The problem isn’t the government per se; it’s the corporate hijacking of the government by the wealthy. So called free marketers and capitalists have no concept of the common good. Self interest and greed benefits only a small percent of the population. Conservatives complain about giving public assistance to the poor but are silent when it comes to giving massive welfare to some of the wealthiest corporations on earth, or providing tax cuts to the rich. Corporate welfare has long been rampant and costs the treasury thousands of times more than helping poor families find the means of eking out a living with a modicum of dignity. The irony of this is apparently lost on the conservatives.
We have reached this advanced stage of societal decay because too many of us have looked the other way for too long. Too many of us have been too easily duped by the all pervasive corporate media that saturates the printed page and the air waves. Too many have accepted the lies and distortions spewed forth by Bush/Clinton and the military industrial complex for too many years without calling them to task and demanding accountability from them. If there is any hope for us it lies in dispelling the prevailing myths of our times. We need a major paradigm shift and we need it now. The kind of change that is needed will require a critically thinking, well informed citizenry and much deep introspection. Most importantly, it will require accountability from every citizen; and constant vigilance. It demands an abiding faith in the common good and paying the price in commitment to make it happen.
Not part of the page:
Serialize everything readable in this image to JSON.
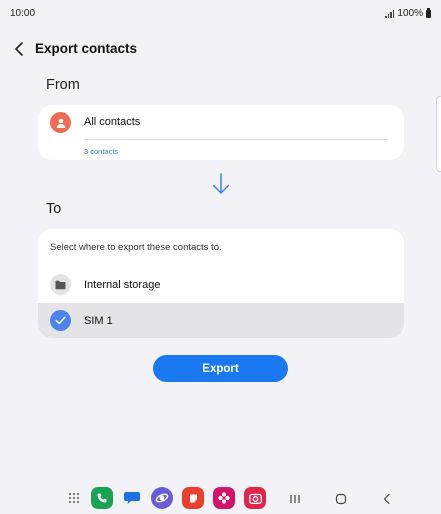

What ails our political system is far too systemic to be cured at the ballot box. The question is: Do the American people care deeply enough about social and economic justice to talk revolution? Do we have what it takes to take it to the next level? How serious are we about taking our country back? Do we really understand what that entails? Are we up to the task?
CHARLES SULLIVAN is a veteran wild forest activist, writer and cabinetmaker who resides on twenty acres of land in the rural countryside of West Virginia.